Tentatively I picked him up, undoing my blouse. Bobby moved his head up and down as he struggled to reach my breast. “I wish you’d come to see us more,” I said to Patricia.
“Oh, I try, but you know. Everyone’s so busy. Our lives are so demanding.” I nodded, then frowned. Bobby clamped down, his mouth firmly on my breast. Lately I didn’t seem to be so busy anymore.
Patricia saw me wince. “It hurts?”
“A lot,” I said. “They just don’t put it in any of the books.”

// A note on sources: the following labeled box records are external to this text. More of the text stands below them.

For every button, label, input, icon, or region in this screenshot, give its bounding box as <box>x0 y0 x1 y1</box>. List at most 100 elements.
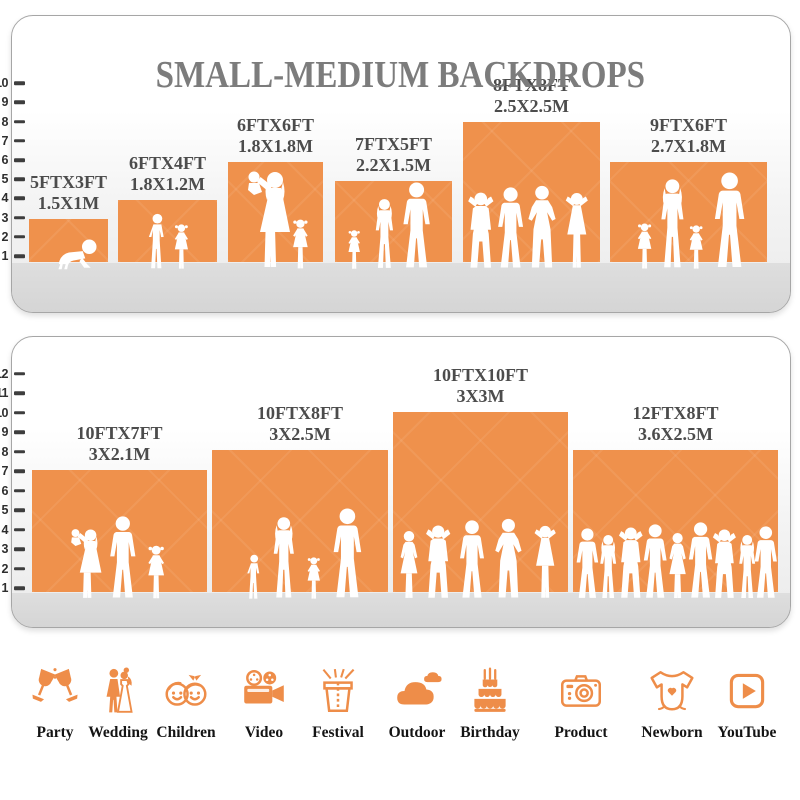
ruler-tick-mark <box>13 100 25 105</box>
ruler-tick-number: 2 <box>1 229 9 244</box>
size-meters-text: 3X2.1M <box>88 443 151 464</box>
bar-size-label: 10FTX8FT 3X2.5M <box>257 403 343 444</box>
woman-silhouette <box>370 198 399 270</box>
ruler-tick-number: 5 <box>1 171 9 186</box>
category-label: Product <box>554 724 608 741</box>
ruler-tick-mark <box>13 196 25 201</box>
ruler-tick-mark <box>13 158 25 162</box>
ruler-tick-number: 10 <box>0 405 9 420</box>
ruler-tick-number: 9 <box>1 95 9 110</box>
woman-silhouette <box>654 178 691 270</box>
category-label: Birthday <box>460 724 520 741</box>
wedding-icon <box>93 666 143 716</box>
size-meters-text: 3.6X2.5M <box>637 423 713 444</box>
ruler-tick-number: 1 <box>1 248 9 263</box>
girl-silhouette <box>635 222 654 270</box>
page-title: SMALL-MEDIUM BACKDROPS <box>0 53 800 97</box>
category-item-party: Party <box>7 666 103 742</box>
ruler-tick-number: 2 <box>1 561 9 576</box>
panel-floor <box>12 263 790 312</box>
man-pose-silhouette <box>423 524 453 600</box>
ruler-tick-mark <box>13 254 25 258</box>
video-icon <box>239 666 289 716</box>
ruler-tick-number: 3 <box>1 210 9 225</box>
ruler-tick-number: 4 <box>1 522 9 537</box>
girl-silhouette <box>172 223 191 270</box>
ruler-tick-number: 4 <box>1 191 9 206</box>
ruler-tick-mark <box>13 547 25 551</box>
category-label: Newborn <box>641 724 703 741</box>
ruler-tick-number: 8 <box>1 114 9 129</box>
woman-silhouette <box>267 516 301 600</box>
festival-icon <box>313 666 363 716</box>
woman-baby-silhouette <box>69 528 106 600</box>
bar-size-label: 6FTX4FT 1.8X1.2M <box>129 153 206 194</box>
size-feet-text: 10FTX7FT <box>76 423 163 443</box>
category-label: Party <box>36 724 74 741</box>
ruler-tick-mark <box>13 469 25 473</box>
size-feet-text: 9FTX6FT <box>649 115 728 135</box>
size-feet-text: 6FTX4FT <box>128 153 207 173</box>
category-item-children: Children <box>138 666 234 742</box>
backdrop-bar-6ftx6ft <box>228 162 323 262</box>
man-hips-silhouette <box>492 518 525 600</box>
man-silhouette <box>399 182 434 270</box>
size-feet-text: 5FTX3FT <box>29 172 108 192</box>
category-item-product: Product <box>533 666 629 742</box>
size-meters-text: 1.5X1M <box>37 192 100 213</box>
man-silhouette <box>329 508 366 600</box>
ruler-tick-mark <box>13 410 25 415</box>
baby-silhouette <box>53 238 99 270</box>
category-item-wedding: Wedding <box>70 666 166 742</box>
category-label: Children <box>156 724 216 741</box>
ruler-tick-mark <box>13 508 25 512</box>
category-label: Video <box>244 724 284 741</box>
outdoor-icon <box>392 666 442 716</box>
bar-size-label: 6FTX6FT 1.8X1.8M <box>237 115 314 156</box>
man-silhouette <box>710 172 749 270</box>
size-meters-text: 2.7X1.8M <box>650 135 726 156</box>
ruler-tick-mark <box>13 215 25 220</box>
ruler-tick-number: 9 <box>1 424 9 439</box>
ruler-tick-mark <box>13 527 25 532</box>
category-item-festival: Festival <box>290 666 386 742</box>
children-icon <box>161 666 211 716</box>
category-item-youtube: YouTube <box>699 666 795 742</box>
size-feet-text: 6FTX6FT <box>236 115 315 135</box>
backdrop-bar-10ftx8ft <box>212 450 388 592</box>
girl-silhouette <box>687 224 705 270</box>
size-feet-text: 10FTX10FT <box>432 365 529 385</box>
ruler-tick-mark <box>13 488 25 493</box>
boy-silhouette <box>146 213 169 270</box>
backdrop-bar-10ftx7ft <box>32 470 207 592</box>
size-feet-text: 10FTX8FT <box>256 403 344 423</box>
size-feet-text: 7FTX5FT <box>354 134 433 154</box>
ruler-tick-mark <box>13 566 25 571</box>
backdrop-bar-6ftx4ft <box>118 200 217 262</box>
backdrop-bar-9ftx6ft <box>610 162 767 262</box>
bar-size-label: 8FTX8FT 2.5X2.5M <box>493 75 570 116</box>
man-silhouette <box>751 526 781 600</box>
woman-dress-silhouette <box>395 530 423 600</box>
girl-silhouette <box>346 229 362 270</box>
category-label: Wedding <box>88 724 148 741</box>
man-hips-silhouette <box>525 185 559 270</box>
ruler-tick-number: 5 <box>1 502 9 517</box>
ruler-tick-mark <box>13 586 25 590</box>
ruler-tick-number: 8 <box>1 444 9 459</box>
girl-silhouette <box>305 556 323 600</box>
ruler-tick-mark <box>13 391 25 395</box>
boy-silhouette <box>245 554 263 600</box>
ruler-tick-number: 6 <box>1 483 9 498</box>
category-item-newborn: Newborn <box>624 666 720 742</box>
ruler-tick-number: 12 <box>0 366 9 381</box>
ruler-tick-number: 7 <box>1 133 9 148</box>
size-feet-text: 12FTX8FT <box>632 403 719 423</box>
product-icon <box>556 666 606 716</box>
ruler-tick-number: 3 <box>1 541 9 556</box>
category-item-birthday: Birthday <box>442 666 538 742</box>
size-feet-text: 8FTX8FT <box>492 75 571 95</box>
size-meters-text: 3X2.5M <box>269 423 331 444</box>
ruler-tick-number: 10 <box>0 75 9 90</box>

Patricia nodded as she set the table, sorting through the knives and forks. Patricia had nice things. She had real silverware and porcelain plates. She had silver spoons for ladeling gravy and soups. She had things that had belonged to her family. Antique furniture from her aunt’s farmhouse. Her bed was the one her grandmother was born in. When she married Scott, her mother had given her the family linen, the chest that had held her own trousseau. On her dresser were pictures of large groups of people—the extended family—taken at their annual reunions. In some a yacht was moored in the background, waves lapped a Maine shore. Other reunions were held on the family farm, the one they still owned upstate. It had a name. Shady Creek. “This weekend,” Patricia would say, “we’re going to Shady Creek.”